I love figure skating. From the moment I saw Dorothy Hamill in Innsbruck in 1976, it was love at first sight. And for me, at least, it’s not something from which I can divorce myself. It’s a blood relative, you might say. I competed for a while, won some stuff, and would like to think I could still at least turn in a decent forward scratch spin if I laced up my skates right now.

But televised skating is what has kept me connected through the years. It’s what hooked me, it’s what kept me in touch (just barely) as I got busy with other things in my high school and college years, and it’s what allowed me to know the sport inside-out, particularly in the 1990s. I may not love what’s being done to it at any given time, but I simply can’t abandon it. There has to be a better way.
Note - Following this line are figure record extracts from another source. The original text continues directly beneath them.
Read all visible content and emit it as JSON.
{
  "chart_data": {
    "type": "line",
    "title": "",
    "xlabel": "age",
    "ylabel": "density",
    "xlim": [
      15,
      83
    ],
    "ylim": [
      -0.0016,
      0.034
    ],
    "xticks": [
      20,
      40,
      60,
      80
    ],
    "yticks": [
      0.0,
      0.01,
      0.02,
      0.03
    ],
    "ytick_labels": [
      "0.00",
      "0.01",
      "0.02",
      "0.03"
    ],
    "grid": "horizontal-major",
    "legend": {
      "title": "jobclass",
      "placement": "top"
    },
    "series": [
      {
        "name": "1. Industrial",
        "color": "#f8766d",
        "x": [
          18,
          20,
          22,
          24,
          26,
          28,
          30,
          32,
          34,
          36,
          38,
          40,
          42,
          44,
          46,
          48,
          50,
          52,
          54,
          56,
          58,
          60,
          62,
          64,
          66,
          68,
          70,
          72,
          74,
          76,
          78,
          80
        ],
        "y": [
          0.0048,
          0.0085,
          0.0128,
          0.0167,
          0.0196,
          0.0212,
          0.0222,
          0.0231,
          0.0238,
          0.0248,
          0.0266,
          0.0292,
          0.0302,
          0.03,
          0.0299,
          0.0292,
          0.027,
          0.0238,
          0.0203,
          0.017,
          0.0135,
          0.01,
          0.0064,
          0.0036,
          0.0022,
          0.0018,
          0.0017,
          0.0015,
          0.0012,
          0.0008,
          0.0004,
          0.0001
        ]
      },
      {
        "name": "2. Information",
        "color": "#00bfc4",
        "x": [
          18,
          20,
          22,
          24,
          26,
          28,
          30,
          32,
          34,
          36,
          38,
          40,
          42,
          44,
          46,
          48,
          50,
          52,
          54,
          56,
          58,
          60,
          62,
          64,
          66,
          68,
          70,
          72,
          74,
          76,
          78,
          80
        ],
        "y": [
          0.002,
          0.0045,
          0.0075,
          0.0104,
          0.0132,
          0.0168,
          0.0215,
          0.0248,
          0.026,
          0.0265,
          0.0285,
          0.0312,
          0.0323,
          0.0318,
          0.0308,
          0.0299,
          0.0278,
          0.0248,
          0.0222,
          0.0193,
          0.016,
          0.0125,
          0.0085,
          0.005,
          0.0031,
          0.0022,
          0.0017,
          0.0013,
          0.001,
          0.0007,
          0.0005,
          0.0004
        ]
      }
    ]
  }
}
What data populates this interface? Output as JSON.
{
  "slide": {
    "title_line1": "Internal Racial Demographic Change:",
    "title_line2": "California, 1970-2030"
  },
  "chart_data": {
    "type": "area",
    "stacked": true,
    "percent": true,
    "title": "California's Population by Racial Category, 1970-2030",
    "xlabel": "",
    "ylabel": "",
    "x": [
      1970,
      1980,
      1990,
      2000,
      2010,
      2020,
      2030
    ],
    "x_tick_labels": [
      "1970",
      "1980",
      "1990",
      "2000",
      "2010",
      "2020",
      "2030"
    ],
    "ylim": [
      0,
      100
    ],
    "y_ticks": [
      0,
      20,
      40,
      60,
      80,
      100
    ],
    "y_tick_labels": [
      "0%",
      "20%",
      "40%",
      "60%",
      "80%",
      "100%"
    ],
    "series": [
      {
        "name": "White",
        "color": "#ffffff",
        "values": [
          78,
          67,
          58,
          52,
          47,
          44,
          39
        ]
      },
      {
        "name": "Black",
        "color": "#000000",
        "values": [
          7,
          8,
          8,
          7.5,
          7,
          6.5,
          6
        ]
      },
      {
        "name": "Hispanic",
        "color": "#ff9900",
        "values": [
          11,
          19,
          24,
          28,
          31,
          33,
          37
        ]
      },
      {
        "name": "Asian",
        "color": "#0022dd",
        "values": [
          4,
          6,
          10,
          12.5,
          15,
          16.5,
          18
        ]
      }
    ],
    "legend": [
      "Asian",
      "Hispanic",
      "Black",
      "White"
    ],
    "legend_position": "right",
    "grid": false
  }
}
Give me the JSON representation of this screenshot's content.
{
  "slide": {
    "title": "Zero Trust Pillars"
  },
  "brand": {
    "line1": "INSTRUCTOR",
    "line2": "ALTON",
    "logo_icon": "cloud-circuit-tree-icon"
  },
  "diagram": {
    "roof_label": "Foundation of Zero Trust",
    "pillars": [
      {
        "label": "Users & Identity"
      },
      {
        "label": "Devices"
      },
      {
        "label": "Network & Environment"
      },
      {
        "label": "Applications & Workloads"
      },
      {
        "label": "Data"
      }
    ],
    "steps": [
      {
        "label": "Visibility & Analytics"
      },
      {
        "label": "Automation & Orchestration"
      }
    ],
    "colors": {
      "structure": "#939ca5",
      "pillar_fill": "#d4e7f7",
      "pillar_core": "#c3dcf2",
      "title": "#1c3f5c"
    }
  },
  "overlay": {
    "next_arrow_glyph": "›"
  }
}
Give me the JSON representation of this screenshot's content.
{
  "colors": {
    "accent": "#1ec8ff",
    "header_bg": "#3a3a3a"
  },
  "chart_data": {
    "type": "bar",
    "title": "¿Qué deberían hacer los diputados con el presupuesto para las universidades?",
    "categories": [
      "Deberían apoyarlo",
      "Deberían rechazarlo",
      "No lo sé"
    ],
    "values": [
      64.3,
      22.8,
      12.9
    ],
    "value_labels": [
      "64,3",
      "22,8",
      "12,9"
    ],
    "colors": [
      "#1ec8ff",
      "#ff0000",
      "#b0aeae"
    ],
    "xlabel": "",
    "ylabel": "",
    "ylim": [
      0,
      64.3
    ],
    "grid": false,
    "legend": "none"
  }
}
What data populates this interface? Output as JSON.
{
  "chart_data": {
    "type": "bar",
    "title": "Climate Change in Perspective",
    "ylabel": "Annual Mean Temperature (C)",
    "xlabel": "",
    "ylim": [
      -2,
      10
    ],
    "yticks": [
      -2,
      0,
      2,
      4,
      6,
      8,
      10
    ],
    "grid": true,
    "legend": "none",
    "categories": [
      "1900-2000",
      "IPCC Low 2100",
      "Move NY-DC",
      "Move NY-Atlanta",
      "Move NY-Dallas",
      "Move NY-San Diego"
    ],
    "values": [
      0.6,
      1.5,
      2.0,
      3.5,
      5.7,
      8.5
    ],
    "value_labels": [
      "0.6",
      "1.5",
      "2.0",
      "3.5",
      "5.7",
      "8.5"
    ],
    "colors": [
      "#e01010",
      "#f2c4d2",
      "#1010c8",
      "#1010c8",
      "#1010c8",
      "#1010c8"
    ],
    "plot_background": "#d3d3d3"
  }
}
So while the State of the Skate is anything but ideal, and we consequently head into this upcoming Winter Olympic season with a sense of anxiety more than we do a sense of eager anticipation, wondering who we can complain to, where we can best make our feelings known, and why a particular boneheaded decision is made in the first place.. the only definitive thing I can say is this: Keep watching, by any means necessary.

Because to watch is to care, to care is to get involved, and even if “getting involved” requires a god-awful amount of banging one’s fists against the wall, sooner or later, you’ve got to believe that the wall will crumble. And I, for one, would still love to see what’s on the other side of it.


Aaron said...

What a outstanding treatise on the state of skating as it currently is.

You are absolutely correct in that the best thing we can do is keep watching no matter what. Those that control viewership must know that watchers still exist.

Also, Happy Anniversary!

Sharon said...

I will always watch...I love skating, have been an uber fan for close to 30 years now. I so miss the heyday of the 90s when I could watch skating almost anytime I wanted! Even during the summer. Thank god for the internet now or I would be severely deprived. I so hope figure skating will rise once again, I feel that for the US fans, though, that will mean a star lady. Shame, since we have many other amazing skaters.

Laura said...

A call to action! I will keep watching. But it was sooo much better when I got to watch Worlds on Oxygen than when I had to fight with Icenetwork.com to stream crappy video. I wonder how the ratings were for that?

Kelli Lawrence said...

I have to say, I like Aaron's latest call to action better than my own (with all the e-mail addresses of people to write/speak your mind about the Olympic judging reduction). Sometimes I just don't know what to tell people!

Kelli Lawrence said...

P.S. Almost forgot-- thank you for the kind words Aaron!